I watched a rather interesting and fairly long video recently that got me thinking about how we might decide on the practical benefits (or lack thereof) of religion.
Haidt finds himself in an argument with a bunch of the New Atheists (Dawkins, Harris, and others), and because I find both sides interesting I read more about the disagreements here. Needless to say I don't fully agree with anyone, but I do think looking at how they think and what they say about each other's positions is likely to be really thought provoking for anyone who is interested in thinking about the effects of religion divorced from any question of whether or not its supernatural claims are true.
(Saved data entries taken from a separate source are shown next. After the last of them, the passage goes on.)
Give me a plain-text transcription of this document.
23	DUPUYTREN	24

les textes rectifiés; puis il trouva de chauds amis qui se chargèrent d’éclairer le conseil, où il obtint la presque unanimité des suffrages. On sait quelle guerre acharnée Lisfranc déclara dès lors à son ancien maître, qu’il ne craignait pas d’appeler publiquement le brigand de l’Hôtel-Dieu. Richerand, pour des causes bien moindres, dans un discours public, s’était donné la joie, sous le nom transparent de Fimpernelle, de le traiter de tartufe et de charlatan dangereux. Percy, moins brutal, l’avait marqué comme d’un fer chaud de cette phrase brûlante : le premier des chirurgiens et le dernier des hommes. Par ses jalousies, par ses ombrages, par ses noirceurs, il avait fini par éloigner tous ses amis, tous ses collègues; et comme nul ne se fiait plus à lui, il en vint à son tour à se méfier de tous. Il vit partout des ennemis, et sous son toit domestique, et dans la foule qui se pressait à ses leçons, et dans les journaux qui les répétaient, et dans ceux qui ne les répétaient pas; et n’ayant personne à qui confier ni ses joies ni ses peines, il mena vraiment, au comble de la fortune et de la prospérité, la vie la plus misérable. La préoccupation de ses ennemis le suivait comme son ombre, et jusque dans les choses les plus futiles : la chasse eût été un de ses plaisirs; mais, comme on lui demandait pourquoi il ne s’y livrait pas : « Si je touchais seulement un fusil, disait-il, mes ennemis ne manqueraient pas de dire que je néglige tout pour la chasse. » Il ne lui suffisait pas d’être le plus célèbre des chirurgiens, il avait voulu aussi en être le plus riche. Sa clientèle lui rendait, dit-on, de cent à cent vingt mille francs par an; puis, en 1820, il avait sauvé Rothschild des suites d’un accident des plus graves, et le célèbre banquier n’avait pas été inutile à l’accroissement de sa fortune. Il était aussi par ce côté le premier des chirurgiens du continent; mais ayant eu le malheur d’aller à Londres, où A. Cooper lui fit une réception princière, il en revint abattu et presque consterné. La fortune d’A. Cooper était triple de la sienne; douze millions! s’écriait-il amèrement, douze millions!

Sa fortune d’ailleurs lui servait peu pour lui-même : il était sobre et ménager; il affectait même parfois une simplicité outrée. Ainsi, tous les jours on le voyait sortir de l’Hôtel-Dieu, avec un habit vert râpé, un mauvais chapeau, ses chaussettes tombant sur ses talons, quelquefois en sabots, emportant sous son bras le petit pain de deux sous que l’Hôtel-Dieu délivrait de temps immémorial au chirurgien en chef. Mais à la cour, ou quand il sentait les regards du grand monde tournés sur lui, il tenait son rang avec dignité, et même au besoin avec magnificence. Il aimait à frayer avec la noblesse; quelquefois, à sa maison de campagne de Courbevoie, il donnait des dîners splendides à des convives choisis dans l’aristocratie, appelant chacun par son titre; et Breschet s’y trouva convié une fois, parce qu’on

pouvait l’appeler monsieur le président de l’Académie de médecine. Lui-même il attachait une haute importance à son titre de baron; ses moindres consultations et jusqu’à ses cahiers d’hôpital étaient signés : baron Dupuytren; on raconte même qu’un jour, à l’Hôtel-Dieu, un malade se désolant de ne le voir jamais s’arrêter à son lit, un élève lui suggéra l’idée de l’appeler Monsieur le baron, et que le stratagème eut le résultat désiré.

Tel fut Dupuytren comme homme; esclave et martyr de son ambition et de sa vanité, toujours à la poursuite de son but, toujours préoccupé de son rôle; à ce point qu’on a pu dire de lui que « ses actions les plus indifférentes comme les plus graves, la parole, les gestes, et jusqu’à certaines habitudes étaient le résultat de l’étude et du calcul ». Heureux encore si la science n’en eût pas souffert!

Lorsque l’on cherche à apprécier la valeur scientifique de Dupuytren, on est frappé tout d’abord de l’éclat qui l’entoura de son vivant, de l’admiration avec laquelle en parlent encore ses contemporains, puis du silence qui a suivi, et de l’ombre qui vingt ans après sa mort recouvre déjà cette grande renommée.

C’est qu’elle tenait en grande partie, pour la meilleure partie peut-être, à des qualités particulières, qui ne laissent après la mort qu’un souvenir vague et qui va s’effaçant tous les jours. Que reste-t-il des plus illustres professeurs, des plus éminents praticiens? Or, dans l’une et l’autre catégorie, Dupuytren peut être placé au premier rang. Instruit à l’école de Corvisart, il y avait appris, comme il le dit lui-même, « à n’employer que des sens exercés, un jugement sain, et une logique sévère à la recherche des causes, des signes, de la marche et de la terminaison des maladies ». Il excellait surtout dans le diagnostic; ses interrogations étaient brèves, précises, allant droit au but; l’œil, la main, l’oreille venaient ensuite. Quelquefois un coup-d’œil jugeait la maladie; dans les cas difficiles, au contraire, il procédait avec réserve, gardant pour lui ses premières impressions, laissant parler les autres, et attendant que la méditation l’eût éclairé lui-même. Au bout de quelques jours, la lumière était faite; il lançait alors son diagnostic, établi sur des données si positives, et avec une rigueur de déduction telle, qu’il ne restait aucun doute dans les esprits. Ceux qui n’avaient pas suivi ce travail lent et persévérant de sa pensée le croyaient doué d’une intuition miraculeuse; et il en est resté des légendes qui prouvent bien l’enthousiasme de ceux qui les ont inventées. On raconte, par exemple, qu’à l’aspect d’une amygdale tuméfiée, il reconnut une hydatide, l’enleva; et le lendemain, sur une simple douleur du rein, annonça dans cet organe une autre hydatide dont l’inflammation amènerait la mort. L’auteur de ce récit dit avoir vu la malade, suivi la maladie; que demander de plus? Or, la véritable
Everyone involved in this debate thinks God doesn't exist; they just can't decide what should be said about religion given that basic fact.
One of the things that stirs up a lot of controversy is the fact that in numerous studies religious people give more to charity than atheists. The difference is only 10%, but it is there. Note that this is after giving to religious organizations is stripped out, and that similar findings exist for blood donation and volunteering. Haidt uses this as a reason for us to consider the usefulness of religion and sanctity in general, and suggests that we might well be able to harness the power of belief to improve society. It is a worthy area of consideration because if we can make people's lives better than we ought to try to do that, I think, even if the methods might be distasteful to some.
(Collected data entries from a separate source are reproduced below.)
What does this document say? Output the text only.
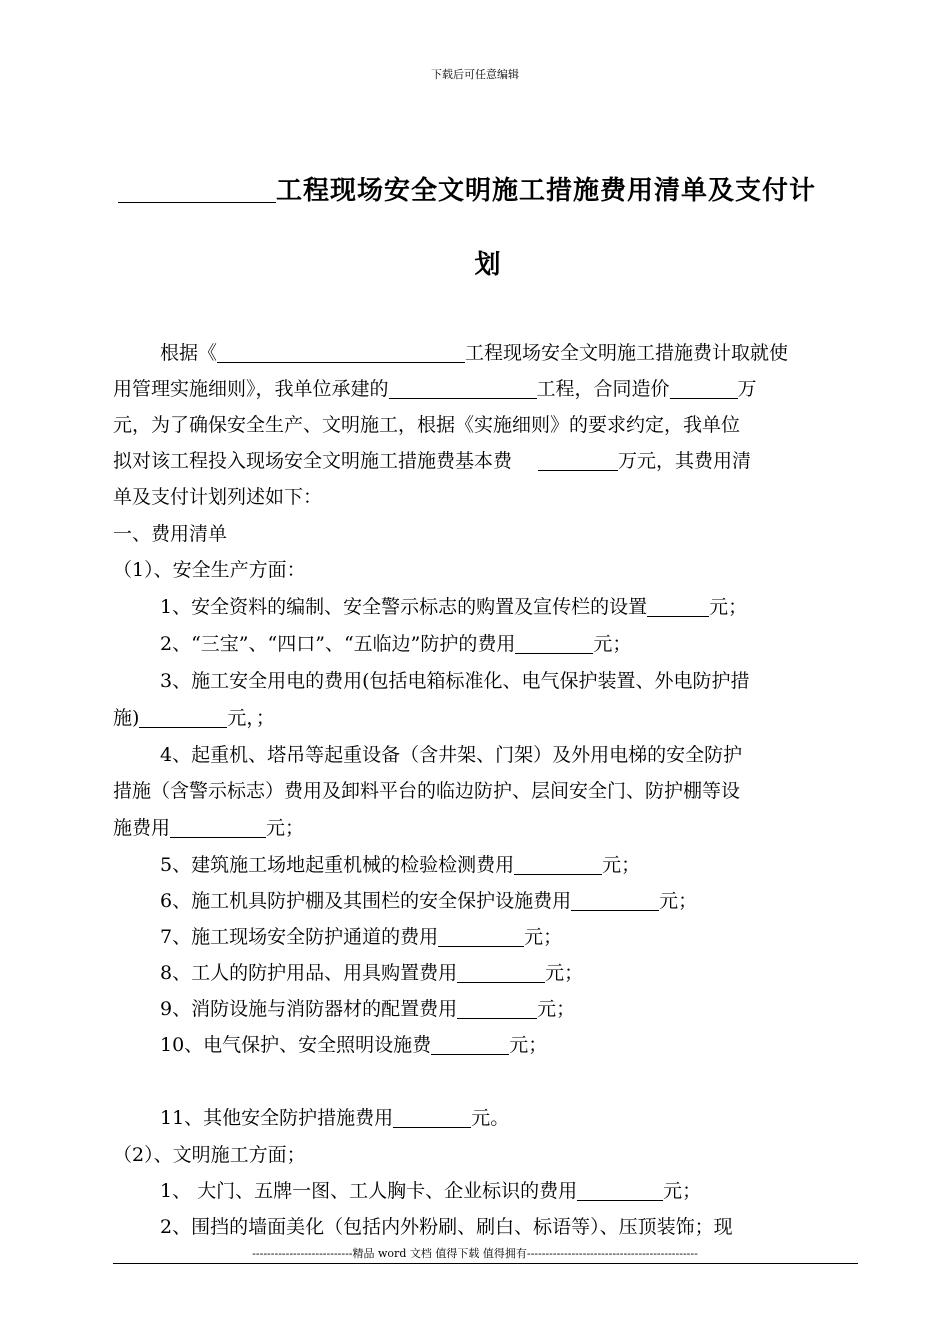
下载后可任意编辑
工程现场安全文明施工措施费用清单及支付计
划
根据《	工程现场安全文明施工措施费计取就使
用管理实施细则》，我单位承建的	工程，合同造价	万
元，为了确保安全生产、文明施工，根据《实施细则》的要求约定，我单位
拟对该工程投入现场安全文明施工措施费基本费	万元，其费用清
单及支付计划列述如下：
一、费用清单
（1）、安全生产方面：
1、安全资料的编制、安全警示标志的购置及宣传栏的设置	元；
2、“三宝”、“四口”、“五临边”防护的费用	元；
3、施工安全用电的费用(包括电箱标准化、电气保护装置、外电防护措
施)	元，；
4、起重机、塔吊等起重设备（含井架、门架）及外用电梯的安全防护
措施（含警示标志）费用及卸料平台的临边防护、层间安全门、防护棚等设
施费用	元；
5、建筑施工场地起重机械的检验检测费用	元；
6、施工机具防护棚及其围栏的安全保护设施费用	元；
7、施工现场安全防护通道的费用	元；
8、工人的防护用品、用具购置费用	元；
9、消防设施与消防器材的配置费用	元；
10、电气保护、安全照明设施费	元；
11、其他安全防护措施费用	元。
（2）、文明施工方面；
1、 大门、五牌一图、工人胸卡、企业标识的费用	元；
2、围挡的墙面美化（包括内外粉刷、刷白、标语等）、压顶装饰；现
---------------------------精品 word 文档 值得下载 值得拥有----------------------------------------------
The obvious counter argument is that religion, and sanctity in general, rely on falsehoods. At the very least they require guesses to be presented as facts and hopes to be presented as truths. We could argue that doing so is inherently wrong but that would hold up truth as something worth pursuing regardless of its effect on human well being, and I don't buy into that. I think truth is worth pursuing, but I think it is worth pursuing because it improves human well being, not because of any value inherent in it. Truth itself is not sacred, it is just a really good tool. Given that, I think that there is a huge downside to religion because I think truth itself is more valuable. However, I can't prove that; it is just my supposition.
A more appropriate counterargument, I think, is that the data showing that religious people are more giving is based on a highly biased sample. If you ask people in the US about their giving you may find that religious people give more, but you are asking that question in a country where serious president candidates say that an atheist cannot possibly be a good president. In that country bans on muslim immigration are being proposed, and muslims are increasingly being brazenly attacked on the street, certainly in some part due to inflammatory comments by political leaders. In that same nation atheists are even *less* trusted than muslims, but they suffer far less because they cannot be easily identified by their appearance.
In a nation so thoroughly dominated by a single religion you can't seriously expect that the charitable behaviours of religious and nonreligious people will be unaffected by that fact. Having your holidays be celebrated by most businesses, being able to wear your religious artifacts without question, and being able to get away with assuming that everyone is of your religion unless stated otherwise changes your place in the world. The question is, would religious people give more if they were the minority who was pushed out of top positions of power? If atheists ruled the US and the idea of a Christian president was laughable would those surveys still show religious people giving of themselves to others more than the majority?
I doubt we would see the same thing in that reversed scenario. I can't prove it, obviously, but I can suggest that people who are in a minority that is pushed to the margins spend greatly of themselves just trying to carve out their own space. They have less time / money / energy to spend, and they probably are less inclined to spend it on others. If you could do surveys about giving and generosity across many cultures and locations my suspicion is that you would find that the dominant groups were more generous to charities regardless of their religion or lack thereof.
Again, I can't prove that. But I don't think I need to, particularly. What I can say with confidence is that in a world where Abrahamic religions are extremely dominant you find that those in those religions donate slightly more to charities than those who do not believe.
That statement does not lead at all to saying that religious people would give more or less to charity in an unbiased sample. Unfortunately I don't see any good way to acquire such a sample, but if we ever do I will be terribly curious to see what it contains.